Starr has seen her Boston studio become not just a business, but a community, a place where instructors know all students by name and where non-profit organizations are invited to hold fundraisers. The West Hartford studio has already begun to connect with the community by way of a food drive for the local food pantry, and a collaborative event for young professionals with Plan B Burger Bar next door. Twice a month in both locations, when regular classes are not meeting, Starr holds a special class for an outside organization at a discounted rate. In September, the Young Adult Division of the Jewish Federation of Greater Hartford came to the West Hartford studio for a Yoga & Schmooze event.
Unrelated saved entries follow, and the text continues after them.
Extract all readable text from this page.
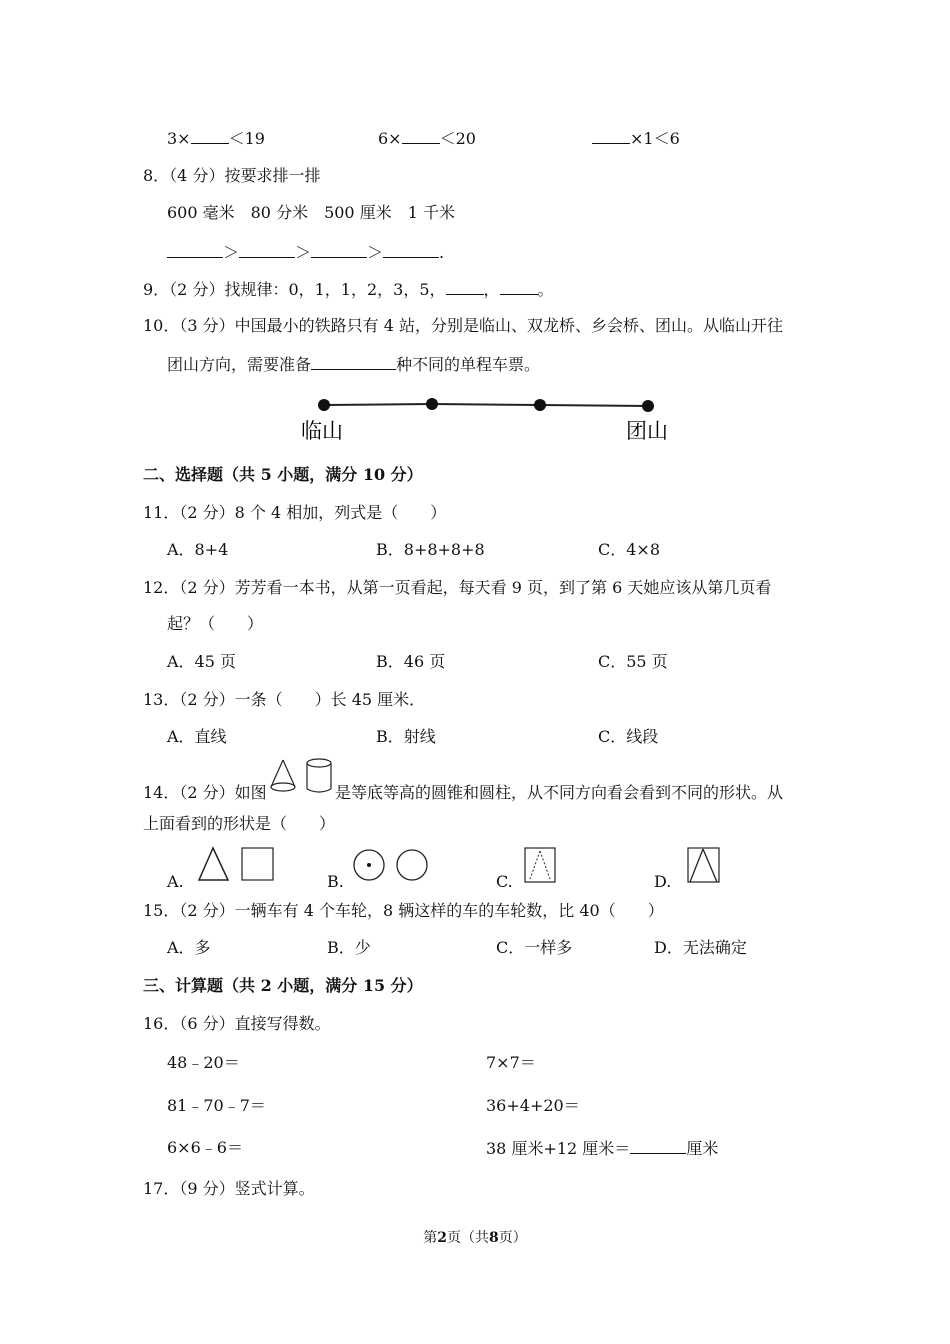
3× ＜19	6× ＜20	×1＜6
8．（4 分）按要求排一排
600 毫米　80 分米　500 厘米　1 千米
＞	＞	＞	.
9．（2 分）找规律：0，1，1，2，3，5， ， 。
10．（3 分）中国最小的铁路只有 4 站，分别是临山、双龙桥、乡会桥、团山。从临山开往
团山方向，需要准备	种不同的单程车票。
临山	团山
二、选择题（共 5 小题，满分 10 分）
11．（2 分）8 个 4 相加，列式是（　　）
A．8+4	B．8+8+8+8	C．4×8
12．（2 分）芳芳看一本书，从第一页看起，每天看 9 页，到了第 6 天她应该从第几页看
起？（　　）
A．45 页	B．46 页	C．55 页
13．（2 分）一条（　　）长 45 厘米．
A．直线	B．射线	C．线段
14．（2 分）如图	是等底等高的圆锥和圆柱，从不同方向看会看到不同的形状。从
上面看到的形状是（　　）
A.	B.	C.	D.
15．（2 分）一辆车有 4 个车轮，8 辆这样的车的车轮数，比 40（　　）
A．多	B．少	C．一样多	D．无法确定
三、计算题（共 2 小题，满分 15 分）
16．（6 分）直接写得数。
48﹣20＝	7×7＝
81﹣70﹣7＝	36+4+20＝
6×6﹣6＝	38 厘米+12 厘米＝	厘米
17．（9 分）竖式计算。
第2页（共8页）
“I love doing collaborative events because there are so few opportunities for people to get together and have a social event that doesn’t necessarily involve going to a bar or a restaurant,” Starr says. “Sometimes you want to do something else, especially if you’re living in the suburbs, where it can be very hard to meet people. The studio provides an opportunity for people to do just that: to get together with a group of people they already know or just know via social media. I’m excited to show how there is so much of a social aspect that can be integrated in fitness, which gives people a platform to get healthier in a way that’s not so serious.”

Starr is now planning events in her studio for University of Hartford Hillel and Trinity College Hillel.

“I will collaborate with anyone,” she says. “My happy place is sharing yoga or barre or any type of fitness with a group. I love charity work; I encourage my teachers to let me know about any charity that they want to raise money for. This is why I have these studios, so that people can do something healthy together.”